Trump is backing away from getting Iran's enriched material: "You could make the case, why even bother? It's not very valuable stuff." pic.twitter.com/CgNgnZCaMQ
— Aaron Rupar (@atrupar) June 16, 2026
Trump's comments came a day after he and the Iranian government announced they had reached a memorandum of understanding (MOU) to end the war. The president told The New York Times that the agreement includes a requirement that Iran will be limited to enriching uranium only to levels that "could never be used by the military."
White House officials, though, told The Washington Post that details of Iran's nuclear program will be subject to negotiations over the next two months. The question of whether talks on the nuclear program could be held separately, after a deal to end the war was reached, had been a major sticking point for the US leading up to the MOU.

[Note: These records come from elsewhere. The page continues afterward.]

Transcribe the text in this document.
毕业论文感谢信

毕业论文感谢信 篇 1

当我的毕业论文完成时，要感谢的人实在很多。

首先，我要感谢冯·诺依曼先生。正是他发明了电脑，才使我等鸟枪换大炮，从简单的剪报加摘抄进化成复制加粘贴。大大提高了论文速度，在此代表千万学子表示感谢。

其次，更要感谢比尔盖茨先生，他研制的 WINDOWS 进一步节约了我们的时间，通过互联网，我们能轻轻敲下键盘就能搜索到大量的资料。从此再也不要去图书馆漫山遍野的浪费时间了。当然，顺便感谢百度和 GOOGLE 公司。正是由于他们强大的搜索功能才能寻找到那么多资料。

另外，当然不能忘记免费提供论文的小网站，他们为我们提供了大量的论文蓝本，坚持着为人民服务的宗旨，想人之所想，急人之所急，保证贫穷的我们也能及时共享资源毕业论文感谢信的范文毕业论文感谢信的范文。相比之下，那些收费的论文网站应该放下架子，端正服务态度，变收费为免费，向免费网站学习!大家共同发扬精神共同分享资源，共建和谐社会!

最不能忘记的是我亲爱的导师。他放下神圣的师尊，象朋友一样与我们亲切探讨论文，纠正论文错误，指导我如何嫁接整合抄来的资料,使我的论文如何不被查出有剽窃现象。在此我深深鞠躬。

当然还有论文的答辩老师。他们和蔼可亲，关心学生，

Trump brushed off suggestions that the deal to end the war, in which Iran demonstrated its economic might by effectively closing the Strait of Hormuz and sending energy prices skyrocketing—obtained no guarantees on Iran's nuclear program that hadn't already been secured in 2015 in the Joint Comprehensive Plan of Action, which was brokered by the Obama administration and which limited Iran's nuclear program in exchange for sanctions relief. Trump exited the JCPOA during his first term.
Iran will only be able to enrich uranium “for nonmilitary purposes. Forever," said Trump on Monday.
On Fox News on Monday, former National Security Council chief of staff Alex Gray insisted the president had secured a deal that, for the first time, would stop Iran from developing a nuclear weapon. Before the US and Israel began attacking Iran in February, the Middle Eastern country maintained that its nuclear power program was not for military purposes.
While Trump's supporters insisted the war and the MOU had made clear Trump had drawn a hard line on Iran's nuclear capacity, his comments on Tuesday were taken by foreign policy analyst Logan McMillen as an admission that "the uranium was a false justification for war."
"The real purpose was to punish Iran for the crime of being an independent economic power that refused to participate in America’s petro economy," said McMillen.
At CNN, Aaron Blake noted that Trump has spent weeks sending inconsistent messages about his demand that Iran end its nuclear program.
Late last month, the president said on social media that Iran's uranium "will be unearthed by the United States... in close coordination and conjunction with the Islamic Republic of Iran, plus the International Atomic Energy Agency, and DESTROYED.”
But in April, Trump told Reuters that US strikes last year had left Iran's uranium "so far underground, I don’t care about that."
Two weeks later, he again said that the US had "to take that nuclear dust," before telling Fox News last month that destroying the uranium was not "necessary except from a public relations standpoint."